Forse è troppo presto per cantare vittoria, ma noi inguaribili ottimisti del C.A.C.C.A. (Comitato Centrale Anti Censura e Affini)* profetizziamo l’ormai prossima caduta dell’odioso complotto democristian-american-masson-clerical-capital-cilen-berlusconian-fascista. Tra i segni inequivocabili di questo fatale indebolimento del sistema c’è la copertina del Manifesto di sabato sfuggita non si sa come all’arcigno censore: le nobili figure dei rivoluzionari del G8 di Genova designate con il giusto titolo: "Capri espiatori". La verità sul vergognoso processo appena terminato con delle assurde condanne è troppo forte per essere fermata! Un plauso alla direzione del coraggioso direttore e al titolo del coraggioso titolista.
Hasta la Victoria!
C.A.C.C.A.*

* Come segnalato da un acuto commentatore l’acronimo non è corretto. Rassicuriamo i gentili lettori che il Comitato è già al lavoro per porre rimedio alla svista. Seguirà quanto prima comunicato in ciclostile)

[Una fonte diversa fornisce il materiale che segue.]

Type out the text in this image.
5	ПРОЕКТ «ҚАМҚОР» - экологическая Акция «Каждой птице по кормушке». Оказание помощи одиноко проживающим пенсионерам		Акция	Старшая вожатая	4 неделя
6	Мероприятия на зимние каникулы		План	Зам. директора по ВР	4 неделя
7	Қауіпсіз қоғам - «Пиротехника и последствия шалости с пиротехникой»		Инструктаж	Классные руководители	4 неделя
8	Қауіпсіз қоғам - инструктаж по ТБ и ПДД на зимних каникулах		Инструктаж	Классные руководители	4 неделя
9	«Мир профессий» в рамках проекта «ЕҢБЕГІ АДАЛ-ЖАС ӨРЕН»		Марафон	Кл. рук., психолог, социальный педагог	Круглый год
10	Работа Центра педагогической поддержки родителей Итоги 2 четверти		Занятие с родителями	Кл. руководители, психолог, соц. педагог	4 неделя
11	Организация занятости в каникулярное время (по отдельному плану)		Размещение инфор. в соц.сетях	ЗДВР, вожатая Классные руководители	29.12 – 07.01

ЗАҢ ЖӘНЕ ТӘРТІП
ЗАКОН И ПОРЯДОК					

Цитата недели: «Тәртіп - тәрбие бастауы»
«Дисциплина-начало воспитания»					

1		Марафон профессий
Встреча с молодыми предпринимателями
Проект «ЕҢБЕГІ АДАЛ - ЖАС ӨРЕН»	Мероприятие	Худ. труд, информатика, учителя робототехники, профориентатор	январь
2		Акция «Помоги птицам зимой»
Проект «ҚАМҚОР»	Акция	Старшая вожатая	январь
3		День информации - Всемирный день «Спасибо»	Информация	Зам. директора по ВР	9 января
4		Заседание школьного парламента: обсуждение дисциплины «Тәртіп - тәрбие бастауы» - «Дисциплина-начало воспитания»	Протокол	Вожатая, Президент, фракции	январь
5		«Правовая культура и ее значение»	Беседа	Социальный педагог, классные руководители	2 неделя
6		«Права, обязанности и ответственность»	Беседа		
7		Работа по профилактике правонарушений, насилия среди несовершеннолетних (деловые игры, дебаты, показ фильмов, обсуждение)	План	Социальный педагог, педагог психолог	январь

Lucarelli e il vero mistero italiano

Ci è caduto anche Lucarelli, e dire che lui di misteri se ne intende. Evidentemente fa bene agli ascolti del suo programma. È il mistero per cui, dopo i tragici fatti di Genova 2001, a essere messo sotto accusa non è il facinoroso, di qualunque parte sociale, politica, istituzionale, movimentista sia. No, è lo stato italiano, nella sua funzione di ordine pubblico. Il messaggio confezionato in prima serata è il seguente: lo stato è sospettato di agire contro l’ordine pubblico. Le responsabilità di chiunque altro spariscono. E qui finisce il mistero, perché la spiegazione è lampante: è l’ennesima ripetizione del vecchio schema degli anni Settanta: lo Stato è fascista, il facinoroso “antifascista” che devasta le città è un eroe (vedi Carlo Giuliani). Finché si dice che lo stato è responsabile della disorganizzazione delle forze dell’ordine, della strategia, di atti indebiti da parte dei suoi ufficiali, non si può che essere d’accordo. E i risarcimenti a persone picchiate senza motivo da agenti dimostrano che lo stato sta già pagando. Quello che invece non si può accettare è la deformazione ideologica. Che i punti oscuri siano più di uno, è sotto gli occhi di tutti. Ma che questo passi in primo piano, nascondendo alla vista il fatto più importante, è inaccettabile. E il fatto più importante è che la città era sotto l’assedio di gruppi di facinorosi, alcuni violenti a parole, altri coi fatti. A voi giudicare chi abbia fatto più male ai cittadini di Genova. Per quelle parole e per quegli atti, chi deve pagare? Di certo non la polizia, non lo Stato.